ただ、先ほど私も申しましたように、国家公安委員会が専任チームをつくって出かけていくということまではもちろんございませんけれども、例えば県費の関
係の調査につきましては、最終的には監査委員の監査というものもございまして、これはまさに第三者機関でございます。
ただ、警察のいろいろな経費の執行状況の問題については、この委員会でも各委員から何回も御批判もされましたけれども、一定の限界もあるわけでございま
す。捜査に対しての秘密といいますか、秘密保持という限界もございまして、まるっきりすべてをあからさまにするということについては限界があるということ
でございまして、そういう意味で御批判があるということも私どもよく存じております。
しかし、そうであるがゆえに、私どもはいろいろな調査のやり方につきましても、公正さを確保するように、公安委員会も、その調査の手法も含めてしっかり
と警察から聞くということで、その調査のやり方についても、きちんとしているのかどうかということについても改めて点検をして、公正さを確保するという努
力をしているわけでございます。
そういうことで、なお一層、私ども厳格な調査に心がけて、一刻も早く県民の信頼の回復に努めなければならないと考えております。
泉委員
委員長、私も、国家公安委員会が地方に出張って、そして特命チームでという、それは最終手段としてあり得るかもしれませんが、そこまでは考えておりません
でして、例えば今回の愛媛県警でいえば公安委員会があるわけです。そして、私は公安委員長からこんな発言をお伺いしました。これはある意味、全国の公安委
員長の思いでもあると思います。
それは、できたら、予算さえつけば、各都道府県の公安委員会の事務局、これをやはり警察職員からの出向ではなくして、しっかりと知識や経験、警察内部の
ことにも詳しいプロパーの職員で事務局をつくりたいというようなお話をされていました。
この公安委員長は、もちろん現在の実情を踏まえた上で、それも難しい、そして現在の状況では警察からの出向もそれはいたし方ないという御意見をしっかり
と持っていられる方です。しかし、思いとしては、やはり公安委員会としてもう少し独自性を持ちたい、そんな思いも持っておられます。
愛媛県警には、今、正確な数字はわかりませんが、二千三百人から四百人ぐらいの県警職員がおられるはずです。そういう中で公安委員会の事務局に充てられ
ている人数というのは、もう本当に微々たるものだというふうに私は思っております。二千三百人近くの県警職員がおられるのであれば、やはり公安委員会の事
務局に独自のスタッフをせめて十数人置くぐらいの、今警察官の増員計画も出しているわけですから、私は、そのぐらいの予算を確保していいのではないかなと
いうふうに思っております。
大臣、この公安委員会の事務局の独自性を確保するために事務局を独立させる、これは答弁の中で、やはり警察の専門知識を持っている人間が必要だという答
弁があるとしたら、それを乗り越えていただいて、私は答弁をしていただきたい。そういうことも踏まえたような専任のスタッフを置けるという状況は、この増
員計画の中で私はできているというふうに思いますが、大臣、いかがですか。
村田国務大臣
公安委員会のあり方、管理能力の強化ということについては、警察改革がつとに叫ばれた平成十二年当時に、いろいろな議論が起きまして、一つは、我々国家公
安委員会の委員は専任が原則でございますけれども、地方ではそうなっていない、非常勤という形になっているということ、あるいは、今委員がおっしゃったよ
うに補佐体制をしっかり充実すべきではないか、こういう意見もあったというふうに思います。

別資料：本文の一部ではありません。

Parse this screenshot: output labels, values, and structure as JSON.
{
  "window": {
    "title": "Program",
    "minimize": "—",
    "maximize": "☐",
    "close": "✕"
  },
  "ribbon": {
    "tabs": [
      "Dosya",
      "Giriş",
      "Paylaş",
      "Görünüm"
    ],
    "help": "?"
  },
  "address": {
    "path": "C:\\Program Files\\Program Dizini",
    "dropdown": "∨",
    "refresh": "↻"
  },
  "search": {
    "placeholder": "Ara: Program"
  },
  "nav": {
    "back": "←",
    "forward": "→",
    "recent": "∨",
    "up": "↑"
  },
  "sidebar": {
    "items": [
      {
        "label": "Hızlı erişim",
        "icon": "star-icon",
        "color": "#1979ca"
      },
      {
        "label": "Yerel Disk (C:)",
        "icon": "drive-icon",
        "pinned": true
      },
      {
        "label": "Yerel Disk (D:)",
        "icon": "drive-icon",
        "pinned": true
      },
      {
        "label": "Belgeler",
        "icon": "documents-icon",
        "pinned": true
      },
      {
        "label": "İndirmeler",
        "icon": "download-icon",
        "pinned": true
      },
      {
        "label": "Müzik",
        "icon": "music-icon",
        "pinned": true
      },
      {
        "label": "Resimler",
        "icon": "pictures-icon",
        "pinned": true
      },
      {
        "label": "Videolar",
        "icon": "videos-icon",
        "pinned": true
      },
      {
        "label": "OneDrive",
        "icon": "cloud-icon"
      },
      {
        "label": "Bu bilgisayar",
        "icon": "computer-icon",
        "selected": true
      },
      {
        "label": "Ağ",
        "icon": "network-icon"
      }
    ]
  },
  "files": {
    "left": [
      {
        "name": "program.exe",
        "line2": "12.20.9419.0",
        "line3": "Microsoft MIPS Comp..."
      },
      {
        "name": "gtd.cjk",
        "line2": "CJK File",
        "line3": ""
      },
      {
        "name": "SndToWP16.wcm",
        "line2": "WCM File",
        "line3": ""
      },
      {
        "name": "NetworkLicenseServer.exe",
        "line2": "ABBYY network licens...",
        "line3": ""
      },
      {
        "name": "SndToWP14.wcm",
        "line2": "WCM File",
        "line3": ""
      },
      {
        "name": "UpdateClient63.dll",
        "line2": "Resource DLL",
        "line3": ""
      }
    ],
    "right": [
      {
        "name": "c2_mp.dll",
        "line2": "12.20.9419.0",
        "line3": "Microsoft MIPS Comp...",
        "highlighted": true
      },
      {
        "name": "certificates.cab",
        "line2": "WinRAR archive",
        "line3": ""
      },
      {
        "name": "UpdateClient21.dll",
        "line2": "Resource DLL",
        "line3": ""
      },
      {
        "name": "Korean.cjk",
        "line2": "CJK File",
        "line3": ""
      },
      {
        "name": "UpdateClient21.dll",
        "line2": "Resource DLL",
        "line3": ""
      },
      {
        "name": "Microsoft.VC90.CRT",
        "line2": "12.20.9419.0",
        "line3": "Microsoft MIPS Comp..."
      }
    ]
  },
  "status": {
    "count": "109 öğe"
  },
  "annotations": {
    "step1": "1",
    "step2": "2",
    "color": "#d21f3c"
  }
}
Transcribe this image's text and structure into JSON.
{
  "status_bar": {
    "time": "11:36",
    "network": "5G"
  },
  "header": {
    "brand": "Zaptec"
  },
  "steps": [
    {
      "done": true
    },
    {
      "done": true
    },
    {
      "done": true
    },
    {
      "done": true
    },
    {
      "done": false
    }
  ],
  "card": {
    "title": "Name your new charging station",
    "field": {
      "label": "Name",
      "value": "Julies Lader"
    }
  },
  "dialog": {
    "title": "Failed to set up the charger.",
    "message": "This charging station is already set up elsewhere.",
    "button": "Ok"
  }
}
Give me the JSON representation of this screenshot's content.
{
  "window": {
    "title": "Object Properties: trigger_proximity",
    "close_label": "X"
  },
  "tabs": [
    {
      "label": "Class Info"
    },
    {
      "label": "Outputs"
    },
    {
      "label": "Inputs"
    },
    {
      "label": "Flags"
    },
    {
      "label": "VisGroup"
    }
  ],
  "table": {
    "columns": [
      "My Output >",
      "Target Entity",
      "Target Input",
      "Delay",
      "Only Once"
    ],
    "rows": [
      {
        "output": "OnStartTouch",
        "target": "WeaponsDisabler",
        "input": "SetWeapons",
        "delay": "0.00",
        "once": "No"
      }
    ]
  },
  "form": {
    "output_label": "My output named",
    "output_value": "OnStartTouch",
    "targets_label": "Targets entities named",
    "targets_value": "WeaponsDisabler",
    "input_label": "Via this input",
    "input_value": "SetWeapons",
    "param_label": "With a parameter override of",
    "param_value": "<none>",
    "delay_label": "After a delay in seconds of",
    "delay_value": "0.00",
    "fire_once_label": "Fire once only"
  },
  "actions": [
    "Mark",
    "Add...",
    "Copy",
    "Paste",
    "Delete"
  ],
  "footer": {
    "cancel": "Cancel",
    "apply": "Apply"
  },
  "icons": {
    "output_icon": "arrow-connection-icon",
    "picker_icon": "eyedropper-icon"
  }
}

これは、一つは、いろいろな問題が絡んでおりまして、定員とか予算の問題が重大なファクターとしてあるでしょう。それから、果たして専任をしてくれるよ
うなスタッフがいるかどうか、そういう人たちがいるかどうか。全国くまなく、それで、しょっちゅうそういう人がもう何年かでかわっていくわけですから、そ
ういう人材を確保できるかどうかとか、あるいは、警察行政の二重化が起こってしまうのではないかということですね。
いろいろなもろもろの意見があって、検討した結果、とりあえず国家公安委員会につきましては、本当に部屋までつくっていただいたわけで、それからスタッ
フも増強されて、公安委員会の会議の中身も、私が国会で引っ張られていて不在のことも結構ございますけれども、私が出席している限り、かなり子細なところ
まで委員の皆さん方が警察の幹部に対しまして意見を申し上げて、適度な緊張関係を持って行われている、こういうふうに私は考えております。
しかし、この会計の問題に端を発して、また再び警察行政についてのいろいろな問題が指摘されておりますが、とりあえず私どもは、国家公安委員会として会
計に関する規則をつくりまして、二度とこうした不正経理が行われないように、管理機能をまさにこれまで以上に発揮していきたい、こういうふうに考えている
わけでございます。
泉委員 これは、公益通報者保護法という法律が昨年審議をされました。その中
でもうたわれていることですが、基本的
には自浄作用というものをまず大前提にしたい、私たちもそう思っております。
しかし、その自浄作用が発揮をされなかった場合は、やはり公益通報者保護法であれば外部通報という形で真実を明らかにしていかなければならないわけでし
て、今回の警察の問題も、私は正直、一年置いて、こうして今また内閣委員になって、いまだにこの問題が続いているということについて、本当にびっくりして
おります。
それは、予算の執行の適正化を検討する委員会まで設けて、警察庁が取り組んできたことは何だったのか。これからももしかしたら、我々も本当に前向きの議
論をしていきたいにもかかわらず、またぽろぽろといろいろな都道府県警でいわゆる内部告発というものが出てくるかもしれないわけです。
そういう状況を早くなくさなきゃならない。私たちは本当にこれを心底願っているわけですから、ぜひ、自浄作用、そしてそれがもし警察内部でままならない
のであれば、そしてまた既存の監査システムで足りないのであれば、やはり新たな手を考えていただきたい。
私たち民主党としては、それは公安委員会が独自の事務局を持つことであり、そして独立性を発揮して、警察内部にももちろんチェック機関、監察機関という
のはございますけれども、しかし、残念ながらそこでは機能していないというふうに私たちは判断をしております。
その意味で、この公安委員会の事務局がさまざまなハードルを乗り越えて、独立性を高めて、そして警察に何か問題があったときにはそれをしっかりと第三者
的に調査する、チェックする、そういった機能を持てるよう、私たちは提言をしたいということをまず第一点申し上げておきたいというふうに思います。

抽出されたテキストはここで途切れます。